Sebastian Jüngel: Der Hirte und die Könige

© Sebastian Jüngel

Seit Tagen war schon viel Schnee gefallen und hatte die Stadt in dicke, weiche Watte gepackt. Gedämpft klangen die Geräusche, dumpf war das Empfinden der Menschen, sonst hätten sie dort in der Ecke, wo der Schnee weniger hinwehte, ihren Bruder sitzen sehen. Er fror erbärmlich, denn sein Gewand war für diesen Winter nicht gemacht. Gestützt auf einen dicken Ast, mit dem er in Müllkörben und Containern nach Übriggebliebenem stocherte, war er nur etwas von seinem Hund gewärmt, dessen Flöhe sich ob der Kälte tief in seinem Fell versteckten und dort auf Änderung der Verhältnisse warteten.
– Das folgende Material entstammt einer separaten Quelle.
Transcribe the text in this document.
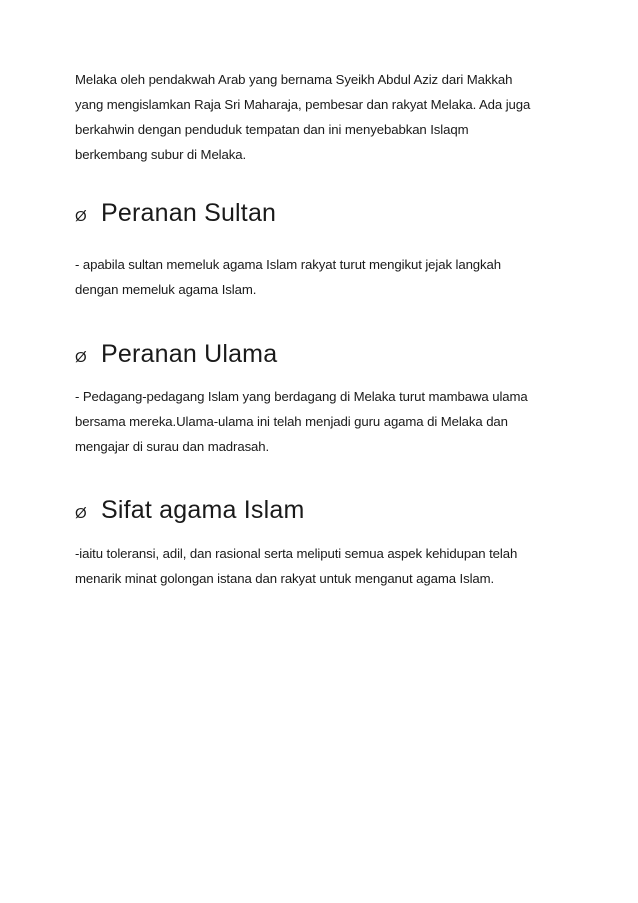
Melaka oleh pendakwah Arab yang bernama Syeikh Abdul Aziz dari Makkah
yang mengislamkan Raja Sri Maharaja, pembesar dan rakyat Melaka. Ada juga
berkahwin dengan penduduk tempatan dan ini menyebabkan Islaqm
berkembang subur di Melaka.

Ø Peranan Sultan

- apabila sultan memeluk agama Islam rakyat turut mengikut jejak langkah
dengan memeluk agama Islam.

Ø Peranan Ulama

- Pedagang-pedagang Islam yang berdagang di Melaka turut mambawa ulama
bersama mereka.Ulama-ulama ini telah menjadi guru agama di Melaka dan
mengajar di surau dan madrasah.

Ø Sifat agama Islam

-iaitu toleransi, adil, dan rasional serta meliputi semua aspek kehidupan telah
menarik minat golongan istana dan rakyat untuk menganut agama Islam.
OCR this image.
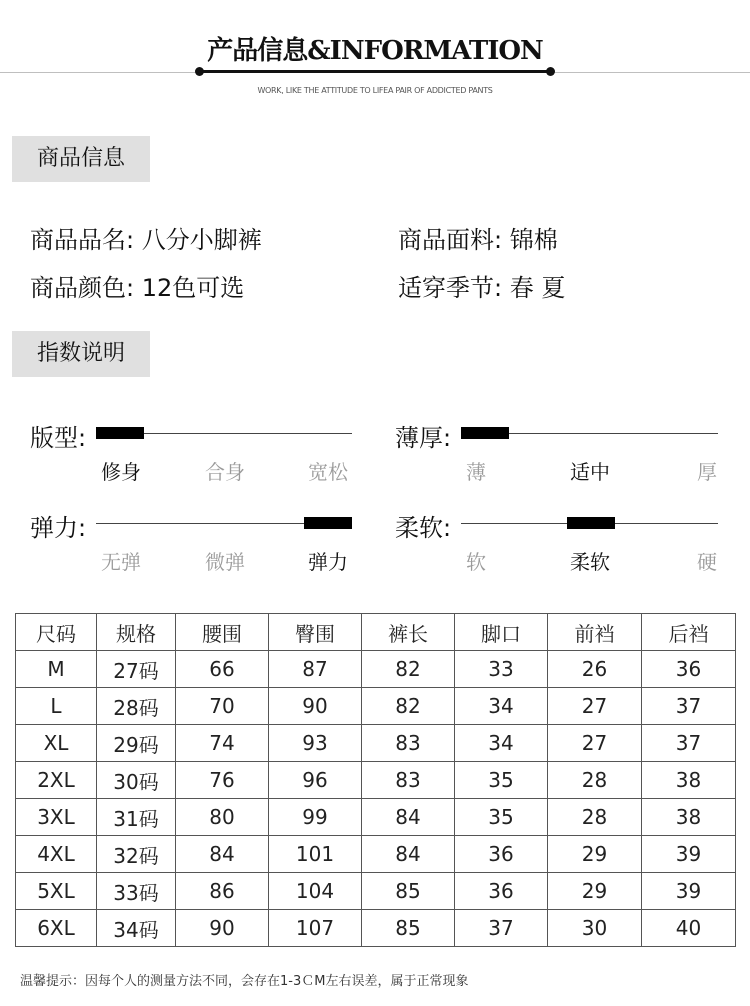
产品信息&INFORMATION
WORK, LIKE THE ATTITUDE TO LIFEA PAIR OF ADDICTED PANTS
商品信息
商品品名: 八分小脚裤	商品面料: 锦棉
商品颜色: 12色可选	适穿季节: 春 夏
指数说明
版型:
修身	合身	宽松
薄厚:
薄	适中	厚
弹力:
无弹	微弹	弹力
柔软:
软	柔软	硬
尺码	规格	腰围	臀围	裤长	脚口	前裆	后裆
M	27码	66	87	82	33	26	36
L	28码	70	90	82	34	27	37
XL	29码	74	93	83	34	27	37
2XL	30码	76	96	83	35	28	38
3XL	31码	80	99	84	35	28	38
4XL	32码	84	101	84	36	29	39
5XL	33码	86	104	85	36	29	39
6XL	34码	90	107	85	37	30	40
温馨提示：因每个人的测量方法不同，会存在1-3ＣM左右误差，属于正常现象
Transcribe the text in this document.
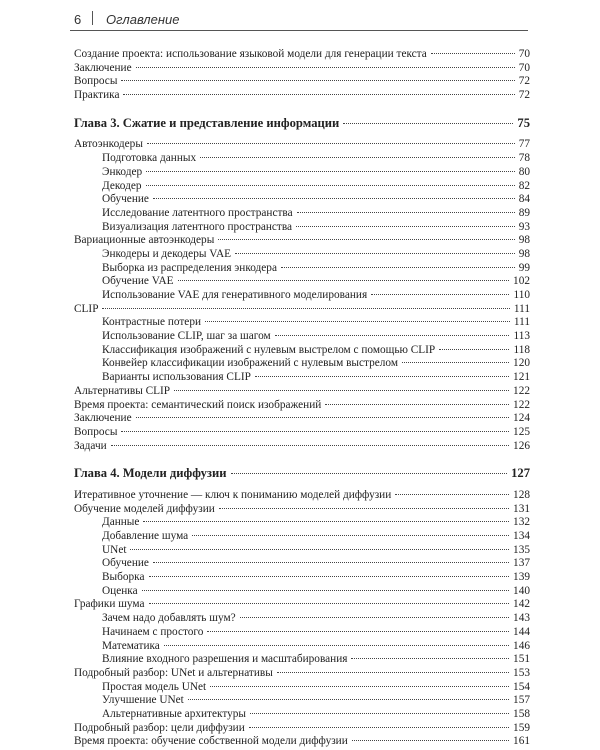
6 Оглавление
Создание проекта: использование языковой модели для генерации текста	70
Заключение	70
Вопросы	72
Практика	72
Глава 3. Сжатие и представление информации	75
Автоэнкодеры	77
Подготовка данных	78
Энкодер	80
Декодер	82
Обучение	84
Исследование латентного пространства	89
Визуализация латентного пространства	93
Вариационные автоэнкодеры	98
Энкодеры и декодеры VAE	98
Выборка из распределения энкодера	99
Обучение VAE	102
Использование VAE для генеративного моделирования	110
CLIP	111
Контрастные потери	111
Использование CLIP, шаг за шагом	113
Классификация изображений с нулевым выстрелом с помощью CLIP	118
Конвейер классификации изображений с нулевым выстрелом	120
Варианты использования CLIP	121
Альтернативы CLIP	122
Время проекта: семантический поиск изображений	122
Заключение	124
Вопросы	125
Задачи	126
Глава 4. Модели диффузии	127
Итеративное уточнение — ключ к пониманию моделей диффузии	128
Обучение моделей диффузии	131
Данные	132
Добавление шума	134
UNet	135
Обучение	137
Выборка	139
Оценка	140
Графики шума	142
Зачем надо добавлять шум?	143
Начинаем с простого	144
Математика	146
Влияние входного разрешения и масштабирования	151
Подробный разбор: UNet и альтернативы	153
Простая модель UNet	154
Улучшение UNet	157
Альтернативные архитектуры	158
Подробный разбор: цели диффузии	159
Время проекта: обучение собственной модели диффузии	161
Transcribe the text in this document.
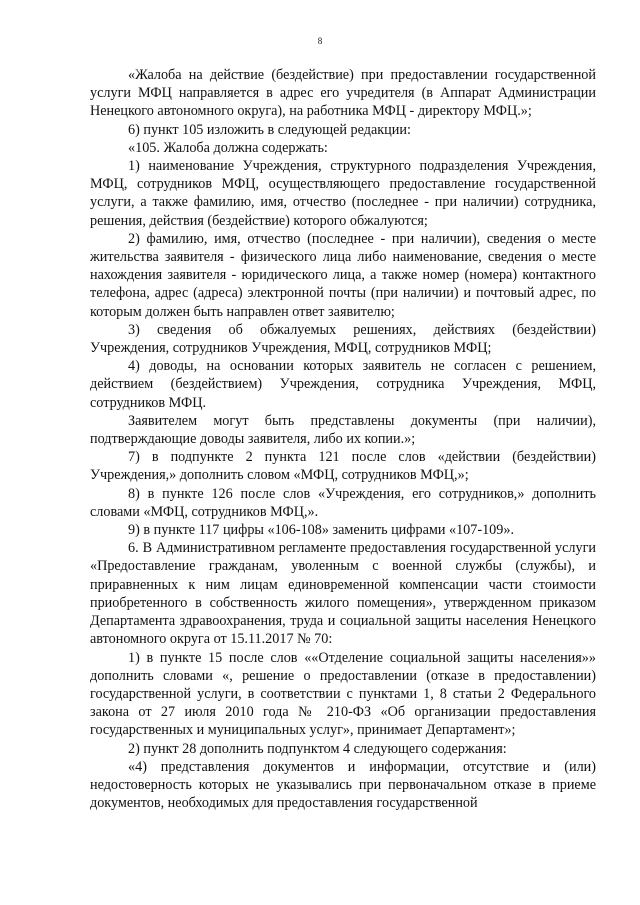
8

«Жалоба на действие (бездействие) при предоставлении государственной услуги МФЦ направляется в адрес его учредителя (в Аппарат Администрации Ненецкого автономного округа), на работника МФЦ - директору МФЦ.»;

6) пункт 105 изложить в следующей редакции:

«105. Жалоба должна содержать:

1) наименование Учреждения, структурного подразделения Учреждения, МФЦ, сотрудников МФЦ, осуществляющего предоставление государственной услуги, а также фамилию, имя, отчество (последнее - при наличии) сотрудника, решения, действия (бездействие) которого обжалуются;

2) фамилию, имя, отчество (последнее - при наличии), сведения о месте жительства заявителя - физического лица либо наименование, сведения о месте нахождения заявителя - юридического лица, а также номер (номера) контактного телефона, адрес (адреса) электронной почты (при наличии) и почтовый адрес, по которым должен быть направлен ответ заявителю;

3) сведения об обжалуемых решениях, действиях (бездействии) Учреждения, сотрудников Учреждения, МФЦ, сотрудников МФЦ;

4) доводы, на основании которых заявитель не согласен с решением, действием (бездействием) Учреждения, сотрудника Учреждения, МФЦ, сотрудников МФЦ.

Заявителем могут быть представлены документы (при наличии), подтверждающие доводы заявителя, либо их копии.»;

7) в подпункте 2 пункта 121 после слов «действии (бездействии) Учреждения,» дополнить словом «МФЦ, сотрудников МФЦ,»;

8) в пункте 126 после слов «Учреждения, его сотрудников,» дополнить словами «МФЦ, сотрудников МФЦ,».

9) в пункте 117 цифры «106-108» заменить цифрами «107-109».

6. В Административном регламенте предоставления государственной услуги «Предоставление гражданам, уволенным с военной службы (службы), и приравненных к ним лицам единовременной компенсации части стоимости приобретенного в собственность жилого помещения», утвержденном приказом Департамента здравоохранения, труда и социальной защиты населения Ненецкого автономного округа от 15.11.2017 № 70:

1) в пункте 15 после слов ««Отделение социальной защиты населения»» дополнить словами «, решение о предоставлении (отказе в предоставлении) государственной услуги, в соответствии с пунктами 1, 8 статьи 2 Федерального закона от 27 июля 2010 года № 210-ФЗ «Об организации предоставления государственных и муниципальных услуг», принимает Департамент»;

2) пункт 28 дополнить подпунктом 4 следующего содержания:

«4) представления документов и информации, отсутствие и (или) недостоверность которых не указывались при первоначальном отказе в приеме документов, необходимых для предоставления государственной
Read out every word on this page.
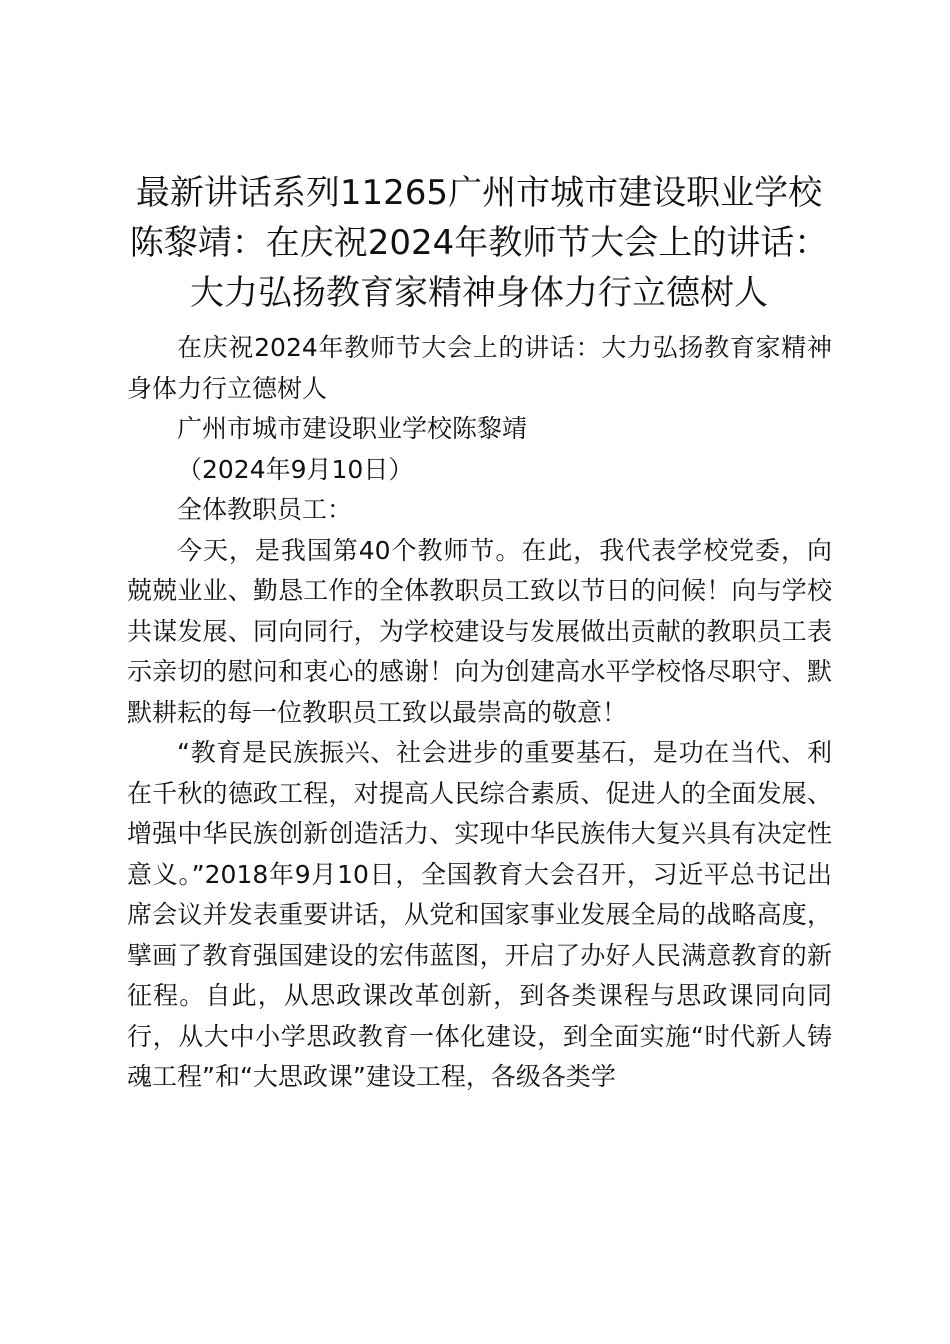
最新讲话系列11265广州市城市建设职业学校陈黎靖：在庆祝2024年教师节大会上的讲话：大力弘扬教育家精神身体力行立德树人

在庆祝2024年教师节大会上的讲话：大力弘扬教育家精神身体力行立德树人

广州市城市建设职业学校陈黎靖

（2024年9月10日）

全体教职员工：

今天，是我国第40个教师节。在此，我代表学校党委，向兢兢业业、勤恳工作的全体教职员工致以节日的问候！向与学校共谋发展、同向同行，为学校建设与发展做出贡献的教职员工表示亲切的慰问和衷心的感谢！向为创建高水平学校恪尽职守、默默耕耘的每一位教职员工致以最崇高的敬意！

“教育是民族振兴、社会进步的重要基石，是功在当代、利在千秋的德政工程，对提高人民综合素质、促进人的全面发展、增强中华民族创新创造活力、实现中华民族伟大复兴具有决定性意义。”2018年9月10日，全国教育大会召开，习近平总书记出席会议并发表重要讲话，从党和国家事业发展全局的战略高度，擘画了教育强国建设的宏伟蓝图，开启了办好人民满意教育的新征程。自此，从思政课改革创新，到各类课程与思政课同向同行，从大中小学思政教育一体化建设，到全面实施“时代新人铸魂工程”和“大思政课”建设工程，各级各类学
So saß er und beobachtete die Menschen, selbst ein einfacher Mensch.

Als er in seiner Trostlosigkeit seinen Blick von den Menschen weg nach oben wandte, hob sich vom Himmel der leuchtende Schriftzug ‹Labor für feintechnische Produktion› ab. Was aber bedeutete dieses Zeichen? «Ich will fragen, was es damit auf sich hat», sagte sich der Menschenbruder, stand auf und trat mit seinem Hund in das Foyer des großen Unternehmens mit der Leuchtschrift.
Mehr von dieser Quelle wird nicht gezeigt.